Все три книжки ее стихов вышли после смерти…
Лена жила в Магнитогорском переулке. Одноэтажный дом с флигелем в глубине двора. Стена и веранда его увиты плющом. Рядом с домом стоял небольшой деревянный сарайчик. Лена переоборудовала его в комнату и жила в ней до наступления холодов. Все в комнате предельно просто, ничего лишнего: стол, покрытый вместо скатерти газетой, стопка бумаги, книги, конверты с письмами от друзей, общая ученическая тетрадь, знакомая мне еще по институту. В ней Лена вела свои записи, сюда же записывались и наброски новых стихов. В углу стояли узкая железная кровать, постель, покрытая серым солдатским одеялом. Это одеяло* неизменно путешествовало с ней по всем городам страны — сперва в Москву, когда она была студенткой, потом во все ее поездки, куда она отправлялась записывать фольклор, — на Кубань, Дон, в горы Осетии…

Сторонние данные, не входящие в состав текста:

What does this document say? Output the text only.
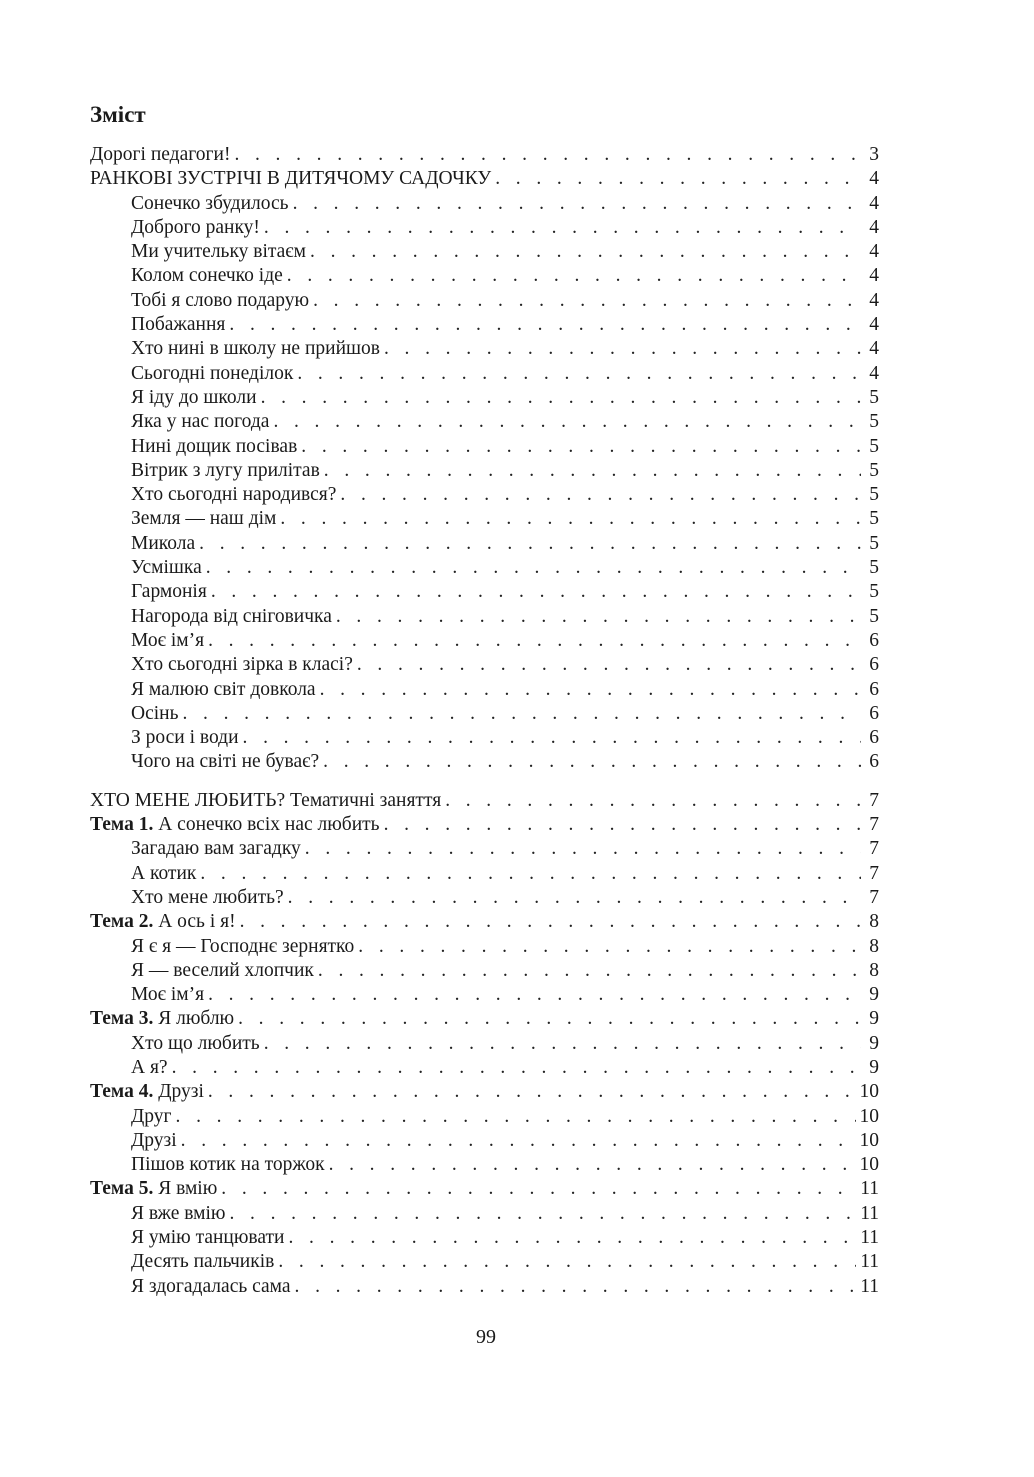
Зміст
Дорогі педагоги! . . .	3
РАНКОВІ ЗУСТРІЧІ В ДИТЯЧОМУ САДОЧКУ . . .	4
Сонечко збудилось . . .	4
Доброго ранку! . . .	4
Ми учительку вітаєм . . .	4
Колом сонечко іде . . .	4
Тобі я слово подарую . . .	4
Побажання . . .	4
Хто нині в школу не прийшов . . .	4
Сьогодні понеділок . . .	4
Я іду до школи . . .	5
Яка у нас погода . . .	5
Нині дощик посівав . . .	5
Вітрик з лугу прилітав . . .	5
Хто сьогодні народився? . . .	5
Земля — наш дім . . .	5
Микола . . .	5
Усмішка . . .	5
Гармонія . . .	5
Нагорода від сніговичка . . .	5
Моє ім’я . . .	6
Хто сьогодні зірка в класі? . . .	6
Я малюю світ довкола . . .	6
Осінь . . .	6
З роси і води . . .	6
Чого на світі не буває? . . .	6
ХТО МЕНЕ ЛЮБИТЬ? Тематичні заняття . . .	7
Тема 1. А сонечко всіх нас любить . . .	7
Загадаю вам загадку . . .	7
А котик . . .	7
Хто мене любить? . . .	7
Тема 2. А ось і я! . . .	8
Я є я — Господнє зернятко . . .	8
Я — веселий хлопчик . . .	8
Моє ім’я . . .	9
Тема 3. Я люблю . . .	9
Хто що любить . . .	9
А я? . . .	9
Тема 4. Друзі . . .	10
Друг . . .	10
Друзі . . .	10
Пішов котик на торжок . . .	10
Тема 5. Я вмію . . .	11
Я вже вмію . . .	11
Я умію танцювати . . .	11
Десять пальчиків . . .	11
Я здогадалась сама . . .	11
99
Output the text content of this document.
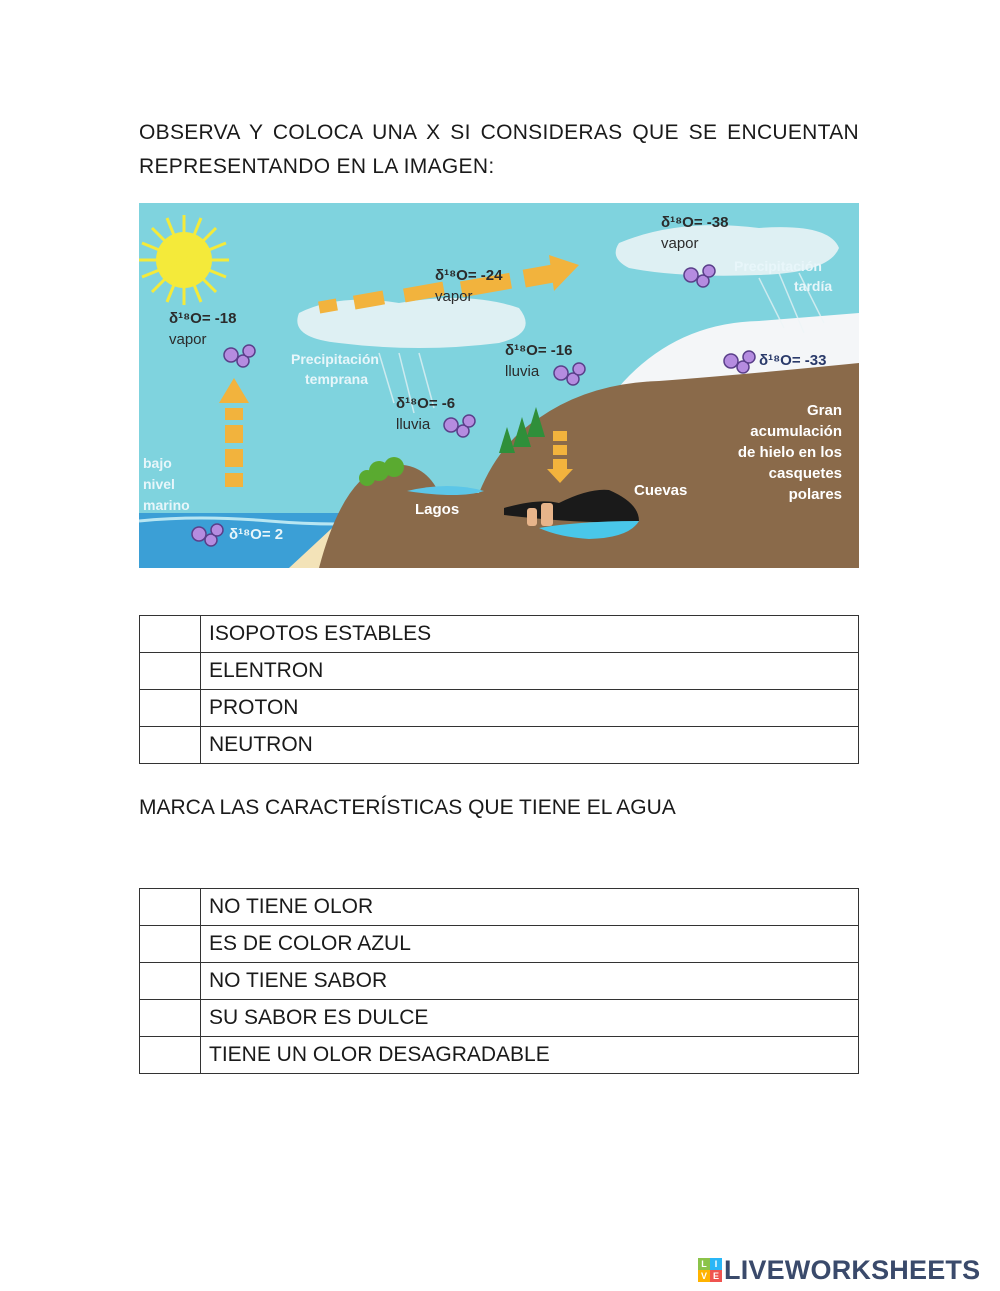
OBSERVA Y COLOCA UNA X SI CONSIDERAS QUE SE ENCUENTAN REPRESENTANDO EN LA IMAGEN:
δ¹⁸O= -18
vapor
δ¹⁸O= -24
vapor
δ¹⁸O= -38
vapor
Precipitación
tardía
Precipitación
temprana
δ¹⁸O= -16
lluvia
δ¹⁸O= -6
lluvia
δ¹⁸O= -33
Gran
acumulación
de hielo en los
casquetes
polares
bajo
nivel
marino
δ¹⁸O= 2
Lagos
Cuevas
	ISOPOTOS ESTABLES
	ELENTRON
	PROTON
	NEUTRON
MARCA LAS CARACTERÍSTICAS QUE TIENE EL AGUA
	NO TIENE OLOR
	ES DE COLOR AZUL
	NO TIENE SABOR
	SU SABOR ES DULCE
	TIENE UN OLOR DESAGRADABLE
L I
V E LIVEWORKSHEETS
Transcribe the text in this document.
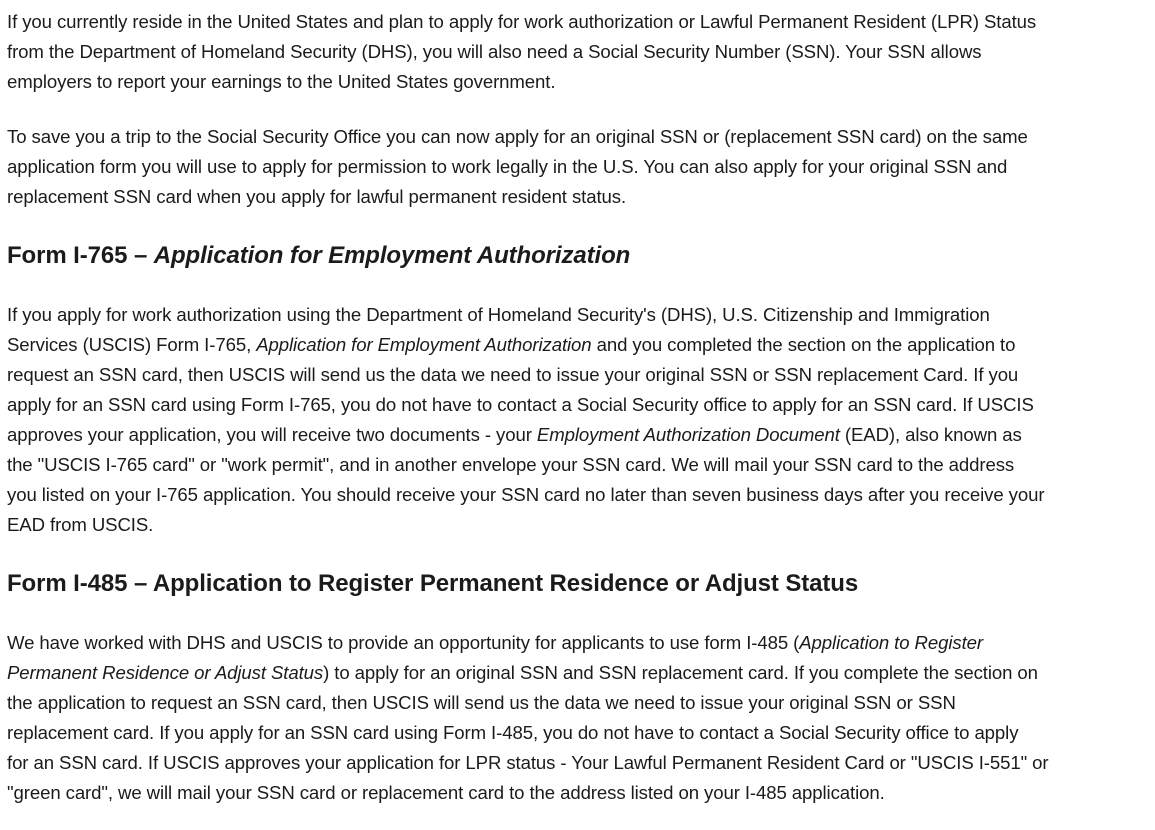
If you currently reside in the United States and plan to apply for work authorization or Lawful Permanent Resident (LPR) Status
from the Department of Homeland Security (DHS), you will also need a Social Security Number (SSN). Your SSN allows
employers to report your earnings to the United States government.

To save you a trip to the Social Security Office you can now apply for an original SSN or (replacement SSN card) on the same
application form you will use to apply for permission to work legally in the U.S. You can also apply for your original SSN and
replacement SSN card when you apply for lawful permanent resident status.

Form I-765 – Application for Employment Authorization

If you apply for work authorization using the Department of Homeland Security's (DHS), U.S. Citizenship and Immigration
Services (USCIS) Form I-765, Application for Employment Authorization and you completed the section on the application to
request an SSN card, then USCIS will send us the data we need to issue your original SSN or SSN replacement Card. If you
apply for an SSN card using Form I-765, you do not have to contact a Social Security office to apply for an SSN card. If USCIS
approves your application, you will receive two documents - your Employment Authorization Document (EAD), also known as
the "USCIS I-765 card" or "work permit", and in another envelope your SSN card. We will mail your SSN card to the address
you listed on your I-765 application. You should receive your SSN card no later than seven business days after you receive your
EAD from USCIS.

Form I-485 – Application to Register Permanent Residence or Adjust Status

We have worked with DHS and USCIS to provide an opportunity for applicants to use form I-485 (Application to Register
Permanent Residence or Adjust Status) to apply for an original SSN and SSN replacement card. If you complete the section on
the application to request an SSN card, then USCIS will send us the data we need to issue your original SSN or SSN
replacement card. If you apply for an SSN card using Form I-485, you do not have to contact a Social Security office to apply
for an SSN card. If USCIS approves your application for LPR status - Your Lawful Permanent Resident Card or "USCIS I-551" or
"green card", we will mail your SSN card or replacement card to the address listed on your I-485 application.
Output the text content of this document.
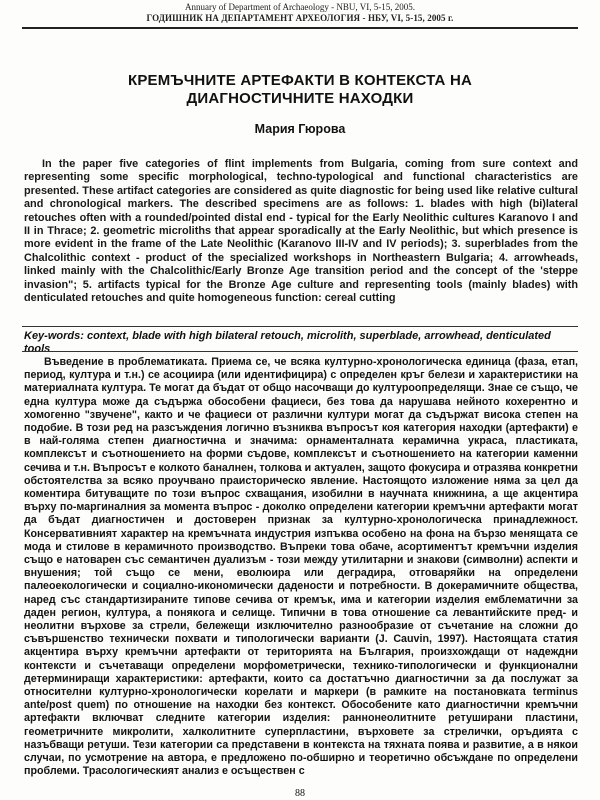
Annuary of Department of Archaeology - NBU, VI, 5-15, 2005.
ГОДИШНИК НА ДЕПАРТАМЕНТ АРХЕОЛОГИЯ - НБУ, VI, 5-15, 2005 г.
КРЕМЪЧНИТЕ АРТЕФАКТИ В КОНТЕКСТА НА
ДИАГНОСТИЧНИТЕ НАХОДКИ
Мария Гюрова

In the paper five categories of flint implements from Bulgaria, coming from sure context and representing some specific morphological, techno-typological and functional characteristics are presented. These artifact categories are considered as quite diagnostic for being used like relative cultural and chronological markers. The described specimens are as follows: 1. blades with high (bi)lateral retouches often with a rounded/pointed distal end - typical for the Early Neolithic cultures Karanovo I and II in Thrace; 2. geometric microliths that appear sporadically at the Early Neolithic, but which presence is more evident in the frame of the Late Neolithic (Karanovo III-IV and IV periods); 3. superblades from the Chalcolithic context - product of the specialized workshops in Northeastern Bulgaria; 4. arrowheads, linked mainly with the Chalcolithic/Early Bronze Age transition period and the concept of the 'steppe invasion"; 5. artifacts typical for the Bronze Age culture and representing tools (mainly blades) with denticulated retouches and quite homogeneous function: cereal cutting

Key-words: context, blade with high bilateral retouch, microlith, superblade, arrowhead, denticulated tools

Въведение в проблематиката. Приема се, че всяка културно-хронологическа единица (фаза, етап, период, култура и т.н.) се асоциира (или идентифицира) с определен кръг белези и характеристики на материалната култура. Те могат да бъдат от общо насочващи до културоопределящи. Знае се също, че една култура може да съдържа обособени фациеси, без това да нарушава нейното кохерентно и хомогенно "звучене", както и че фациеси от различни култури могат да съдържат висока степен на подобие. В този ред на разсъждения логично възниква въпросът коя категория находки (артефакти) е в най-голяма степен диагностична и значима: орнаменталната керамична украса, пластиката, комплексът и съотношението на форми съдове, комплексът и съотношението на категории каменни сечива и т.н. Въпросът е колкото баналнен, толкова и актуален, защото фокусира и отразява конкретни обстоятелства за всяко проучвано праисторическо явление. Настоящото изложение няма за цел да коментира битуващите по този въпрос схващания, изобилни в научната книжнина, а ще акцентира върху по-маргиналния за момента въпрос - доколко определени категории кремъчни артефакти могат да бъдат диагностичен и достоверен признак за културно-хронологическа принадлежност. Консервативният характер на кремъчната индустрия изпъква особено на фона на бързо менящата се мода и стилове в керамичното производство. Въпреки това обаче, асортиментът кремъчни изделия също е натоварен със семантичен дуализъм - този между утилитарни и знакови (символни) аспекти и внушения; той също се мени, еволюира или деградира, отговаряйки на определени палеоекологически и социално-икономически дадености и потребности. В докерамичните общества, наред със стандартизираните типове сечива от кремък, има и категории изделия емблематични за даден регион, култура, а понякога и селище. Типични в това отношение са левантийските пред- и неолитни върхове за стрели, бележещи изключително разнообразие от съчетание на сложни до съвършенство технически похвати и типологически варианти (J. Cauvin, 1997). Настоящата статия акцентира върху кремъчни артефакти от територията на България, произхождащи от надеждни контексти и съчетаващи определени морфометрически, технико-типологически и функционални детерминиращи характеристики: артефакти, които са достатъчно диагностични за да послужат за относителни културно-хронологически корелати и маркери (в рамките на постановката terminus ante/post quem) по отношение на находки без контекст. Обособените като диагностични кремъчни артефакти включват следните категории изделия: раннонеолитните ретуширани пластини, геометричните микролити, халколитните суперпластини, върховете за стрелички, оръдията с назъбващи ретуши. Тези категории са представени в контекста на тяхната поява и развитие, а в някои случаи, по усмотрение на автора, е предложено по-обширно и теоретично обсъждане по определени проблеми. Трасологическият анализ е осъществен с

88
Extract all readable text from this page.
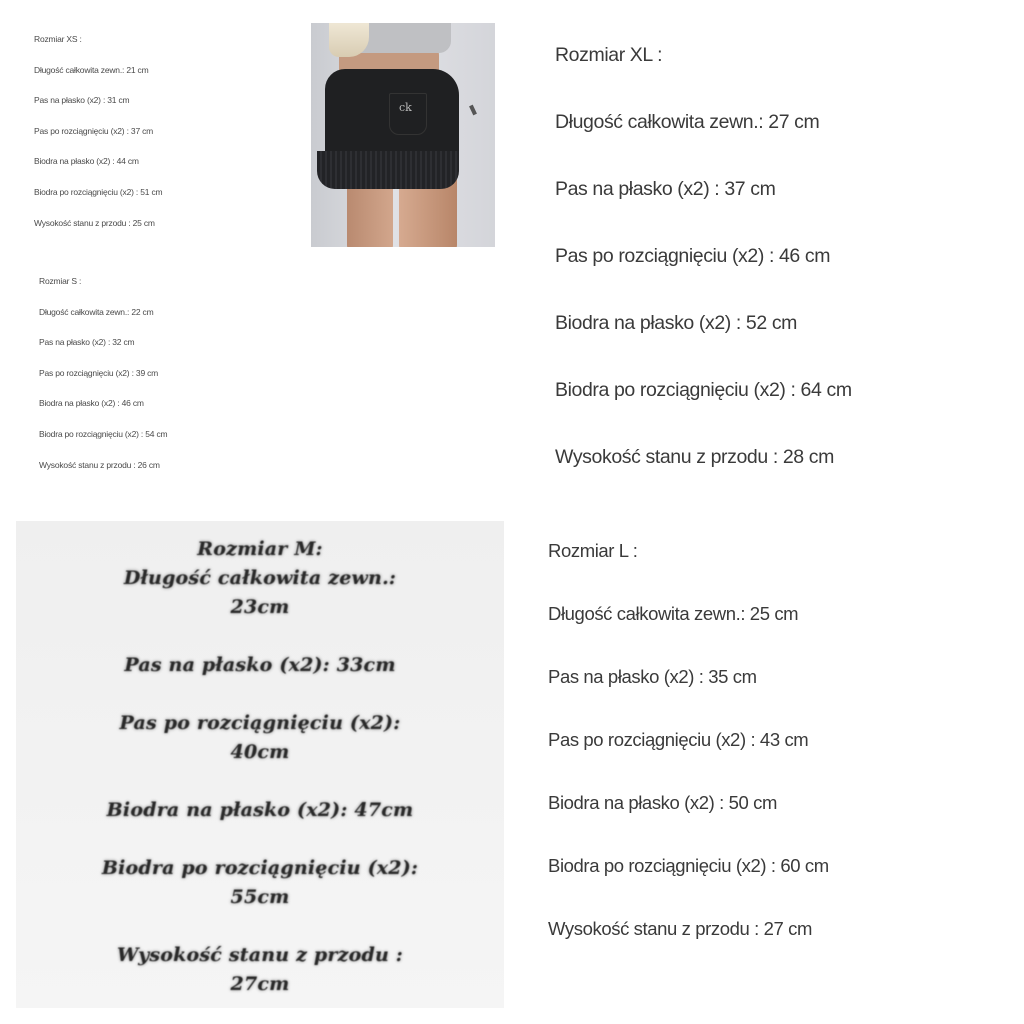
Rozmiar XS :
Długość całkowita zewn.: 21 cm
Pas na płasko (x2) : 31 cm
Pas po rozciągnięciu (x2) : 37 cm
Biodra na płasko (x2) : 44 cm
Biodra po rozciągnięciu (x2) : 51 cm
Wysokość stanu z przodu : 25 cm
ck
Rozmiar S :
Długość całkowita zewn.: 22 cm
Pas na płasko (x2) : 32 cm
Pas po rozciągnięciu (x2) : 39 cm
Biodra na płasko (x2) : 46 cm
Biodra po rozciągnięciu (x2) : 54 cm
Wysokość stanu z przodu : 26 cm
Rozmiar XL :
Długość całkowita zewn.: 27 cm
Pas na płasko (x2) : 37 cm
Pas po rozciągnięciu (x2) : 46 cm
Biodra na płasko (x2) : 52 cm
Biodra po rozciągnięciu (x2) : 64 cm
Wysokość stanu z przodu : 28 cm
Rozmiar M:
Długość całkowita zewn.:
23cm
Pas na płasko (x2): 33cm
Pas po rozciągnięciu (x2):
40cm
Biodra na płasko (x2): 47cm
Biodra po rozciągnięciu (x2):
55cm
Wysokość stanu z przodu :
27cm
Rozmiar L :
Długość całkowita zewn.: 25 cm
Pas na płasko (x2) : 35 cm
Pas po rozciągnięciu (x2) : 43 cm
Biodra na płasko (x2) : 50 cm
Biodra po rozciągnięciu (x2) : 60 cm
Wysokość stanu z przodu : 27 cm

Лена пришла из редакции газеты «Молот» усталой. Ей было поручено в го тревожное время выпускать сатирические листки «Прямой наводкой», и каждый день надо было давать новые стихи, подписи к рисункам, редактировать весь материал. Но одно упоминание об институте, о московских друзьях сразу же оживило ее, точно она тут же стряхнула с себя какую-то тяжесть. Она стала мне рассказывать о себе, о работе, о стихах, о своих юных подопечных, с которыми годами переписывалась и о судьбе которых неизменно беспокоилась. Это были школьники, интересующиеся поэзией, с которыми Лена познакомилась заочно в те годы, когда она работала консультантом в газетах «Ленинские внучата», «Пионерская правда». Со многими она переписывалась годами.